The renegade nodded. "I had time on my hands," he muttered, "and—and interested myself in their private matters. I meant to have made a good thing of it in Pekin."

"I see," said Fred, looking at his companion with unmitigated disgust. "At your old tricks, of course. I'm not sure that I wouldn't have started without you, if I had known."

"Then it's fortunate for me that you didn't," said the spy, with a sardonic grin. "Don't let's quarrel, Larkin. You've saved my life, and I won't forget it. It was a shabby trick I played you, in Port Arthur, but I really didn't mean you any harm. All I wanted was time to get out of the city."
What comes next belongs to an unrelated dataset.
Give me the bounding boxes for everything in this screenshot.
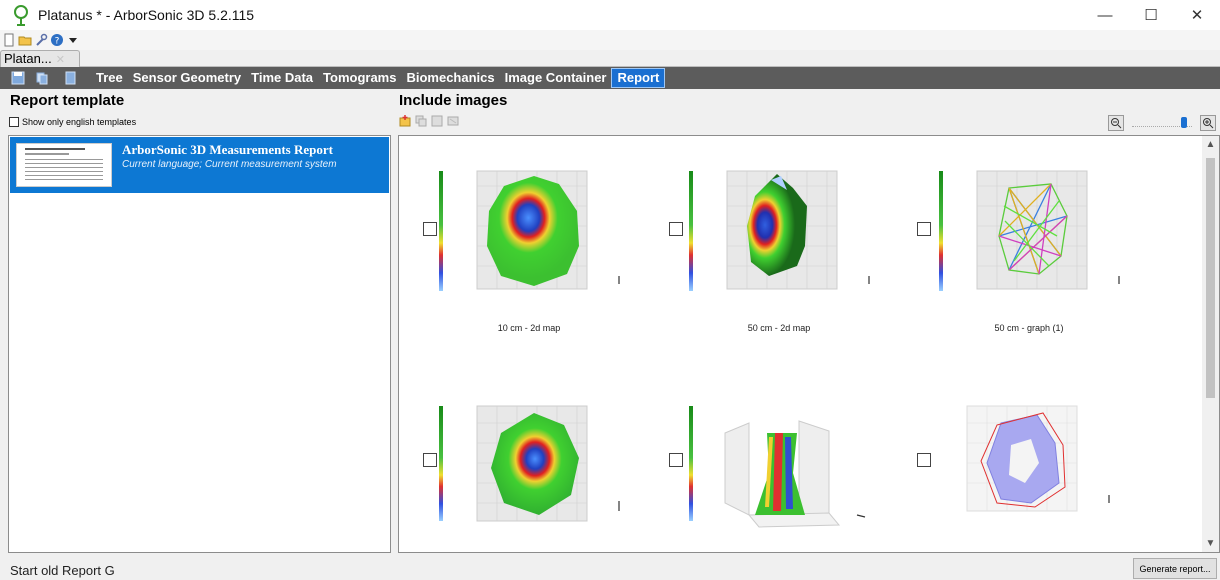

"All right," said Fred lightly. "I'm not a man to hold a grudge; but I wouldn't try any more tricks of the sort, my lad. They get tiresome, after a while. Look here, I'm hungry, and we haven't investigated the commissary department of the balloon corps. Here goes!"

Dipping into a pile of packages at the bottom of the car, he brought up several cans of condensed beef and some hard biscuit, which had evidently been abandoned in the hurried flight from Liaoyang. There were also a couple of bottles of vodka, or Russian whiskey, upon which Stevens seized eagerly. Larkin, however, wrested them from his grasp and threw them overboard.

"I hope they won't do any damage when they strike," he said, "but they certainly won't do any in this ship, while I'm captain. No vodka for you, my friend. What's this—Limonade gazenze—ah, that fills the bill! Bottled lemonade, straight from Paris—two pints for each of us. Have some?" And he opened a can of beef and passed over a bottle of lemonade.

Stevens scowled, but accepted the situation, and the two made a hearty breakfast.

They had just flung over the empty can and bottles when they heard the report of a musket.

"I don't like it!" shouted Fred, springing up so quickly that the basket rocked, and the spy turned pale again. "While we were eating we've been dropping, I'm sure I don't know why, unless there's a rip somewhere aloft. We aren't more than a thousand yards up, and they're taking pot shots at us from a Jap encampment. Out goes some more ballast!"